Haut-Karabakh : Arménie et Azerbaïdjan s’accusent mutuellement d’avoir violé le cessez-le-feu

Les deux pays ont annoncé dimanche s'être engagés sur l'instauration d'un nouveau « cessez-le-feu humanitaire » qui devait débuter ce lundi matin.

 

La trêve aura été de courte durée au Haut-Karabakh. L’Arménie et l’Azerbaïdjan se sont accusés mutuellement d’avoir violé un nouveau cessez-le-feu qui aurait dû entrer en vigueur ce lundi, à 8 huit heures, heure locale. 
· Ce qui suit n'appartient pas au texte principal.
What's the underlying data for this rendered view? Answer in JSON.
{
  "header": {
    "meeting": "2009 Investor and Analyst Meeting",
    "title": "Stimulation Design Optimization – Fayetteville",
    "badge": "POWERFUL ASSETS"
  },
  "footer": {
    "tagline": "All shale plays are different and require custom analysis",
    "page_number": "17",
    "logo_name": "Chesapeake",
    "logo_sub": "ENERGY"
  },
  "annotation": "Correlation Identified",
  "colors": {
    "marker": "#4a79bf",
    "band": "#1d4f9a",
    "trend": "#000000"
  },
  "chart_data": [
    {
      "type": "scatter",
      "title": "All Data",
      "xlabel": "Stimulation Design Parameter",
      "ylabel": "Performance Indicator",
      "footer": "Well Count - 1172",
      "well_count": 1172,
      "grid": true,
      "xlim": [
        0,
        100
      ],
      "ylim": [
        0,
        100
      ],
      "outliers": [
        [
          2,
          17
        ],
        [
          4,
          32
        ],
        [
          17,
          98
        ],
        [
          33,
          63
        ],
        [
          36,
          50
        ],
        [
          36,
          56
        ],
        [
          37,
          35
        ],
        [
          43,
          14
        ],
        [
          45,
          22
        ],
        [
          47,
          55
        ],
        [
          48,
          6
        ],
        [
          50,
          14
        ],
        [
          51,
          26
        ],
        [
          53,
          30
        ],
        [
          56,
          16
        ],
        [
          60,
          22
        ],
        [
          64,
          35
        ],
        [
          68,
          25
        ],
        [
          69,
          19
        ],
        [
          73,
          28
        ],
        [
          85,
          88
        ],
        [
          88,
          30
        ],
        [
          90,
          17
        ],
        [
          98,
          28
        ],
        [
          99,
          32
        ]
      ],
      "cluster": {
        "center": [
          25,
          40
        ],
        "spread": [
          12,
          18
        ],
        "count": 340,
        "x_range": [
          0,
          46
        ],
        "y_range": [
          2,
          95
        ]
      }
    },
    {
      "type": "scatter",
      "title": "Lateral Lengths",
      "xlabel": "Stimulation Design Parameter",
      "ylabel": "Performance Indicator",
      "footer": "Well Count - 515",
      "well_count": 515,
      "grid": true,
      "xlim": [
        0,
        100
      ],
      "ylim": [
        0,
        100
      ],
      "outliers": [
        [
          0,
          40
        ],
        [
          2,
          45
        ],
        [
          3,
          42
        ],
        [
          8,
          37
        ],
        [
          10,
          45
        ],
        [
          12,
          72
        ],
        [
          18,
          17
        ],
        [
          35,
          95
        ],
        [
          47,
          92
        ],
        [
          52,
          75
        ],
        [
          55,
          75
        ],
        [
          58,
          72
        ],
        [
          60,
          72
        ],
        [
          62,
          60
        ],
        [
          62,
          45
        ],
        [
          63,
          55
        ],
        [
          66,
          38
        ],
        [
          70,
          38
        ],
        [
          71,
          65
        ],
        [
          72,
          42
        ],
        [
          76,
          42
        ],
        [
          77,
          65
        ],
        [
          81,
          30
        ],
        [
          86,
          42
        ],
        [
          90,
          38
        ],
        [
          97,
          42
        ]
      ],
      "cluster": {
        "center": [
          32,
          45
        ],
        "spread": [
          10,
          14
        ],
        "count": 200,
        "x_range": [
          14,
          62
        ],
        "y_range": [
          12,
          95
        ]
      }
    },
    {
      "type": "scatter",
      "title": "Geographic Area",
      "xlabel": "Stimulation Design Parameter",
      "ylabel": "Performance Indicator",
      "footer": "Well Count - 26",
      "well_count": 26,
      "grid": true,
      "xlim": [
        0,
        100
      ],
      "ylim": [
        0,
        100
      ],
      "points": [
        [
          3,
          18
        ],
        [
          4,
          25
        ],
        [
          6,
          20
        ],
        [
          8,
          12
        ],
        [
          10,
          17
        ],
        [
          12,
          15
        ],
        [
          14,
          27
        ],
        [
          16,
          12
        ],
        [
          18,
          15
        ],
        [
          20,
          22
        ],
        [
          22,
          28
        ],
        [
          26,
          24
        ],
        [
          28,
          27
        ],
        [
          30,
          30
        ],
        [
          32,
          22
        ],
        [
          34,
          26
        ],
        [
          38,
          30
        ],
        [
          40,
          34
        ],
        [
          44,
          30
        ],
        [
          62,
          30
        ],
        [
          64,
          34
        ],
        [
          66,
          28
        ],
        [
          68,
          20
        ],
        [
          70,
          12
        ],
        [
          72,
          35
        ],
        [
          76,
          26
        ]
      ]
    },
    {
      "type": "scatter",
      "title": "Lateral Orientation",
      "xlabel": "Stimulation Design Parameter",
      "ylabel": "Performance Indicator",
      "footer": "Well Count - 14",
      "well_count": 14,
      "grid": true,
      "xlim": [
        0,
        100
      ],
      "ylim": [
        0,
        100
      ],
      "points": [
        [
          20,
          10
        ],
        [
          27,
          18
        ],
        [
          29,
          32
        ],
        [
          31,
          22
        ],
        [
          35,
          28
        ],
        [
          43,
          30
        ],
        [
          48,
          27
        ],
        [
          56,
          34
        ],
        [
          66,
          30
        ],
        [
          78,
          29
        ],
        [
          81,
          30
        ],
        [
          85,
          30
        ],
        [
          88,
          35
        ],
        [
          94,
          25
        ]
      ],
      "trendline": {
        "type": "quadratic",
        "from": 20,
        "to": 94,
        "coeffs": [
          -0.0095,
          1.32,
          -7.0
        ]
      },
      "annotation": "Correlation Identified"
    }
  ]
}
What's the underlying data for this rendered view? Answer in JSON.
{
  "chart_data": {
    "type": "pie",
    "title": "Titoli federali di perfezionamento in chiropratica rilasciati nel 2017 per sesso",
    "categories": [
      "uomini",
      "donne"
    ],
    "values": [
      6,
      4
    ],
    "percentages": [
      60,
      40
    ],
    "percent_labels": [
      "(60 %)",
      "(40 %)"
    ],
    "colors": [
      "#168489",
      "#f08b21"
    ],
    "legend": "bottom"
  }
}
Le ministère azerbaïdjanais des Affaires étrangères a accusé les forces arméniennes d’avoir bombardé la ville de Terter et des villages avoisinants, ainsi que des positions de l’armée de Bakou. “Cela démontre une fois de plus que l’Arménie ne soutient qu’en paroles le principe d’une trêve humanitaire. En fait, se cachant derrière la trêve, elle tente de regrouper (ses forces) et d’essayer de prendre de nouvelles positions”, a affirmé Khikmet Gadjiev, conseiller du président azerbaïdjanais Ilham Aliev.

Pour sa part, le ministère de la Défense du Haut-Karabakh a dénoncé des tirs d’artillerie ennemis sur ses positions à divers endroits du front.  Il a soutenu que les forces sous son contrôle “se conforment strictement aux accords conclus”

Troisième trêve

Le cessez-le-feu avait été annoncé dans une déclaration conjointe avec les Etats-Unis après des négociations à Washington. Il s’agit de la troisième trêve à voler en éclat dans cette région montagneuse de l’Azerbaïdjan à majorité arménienne disputée depuis des décennies. Les deux pays s’accusent chacun d’avoir visé la population civile depuis le début des hostilités, le 27 septembre. Les combats ont fait au moins plus d’un millier de morts depuis, selon des bilans très partiels.

Depuis fin septembre, les forces azerbaïdjanaises ont conquis des territoires échappant au contrôle de Bakou depuis les années 1990. Une guerre après la chute de l’URSS avait déjà fait 30.000 morts et abouti à la sécession de cette région.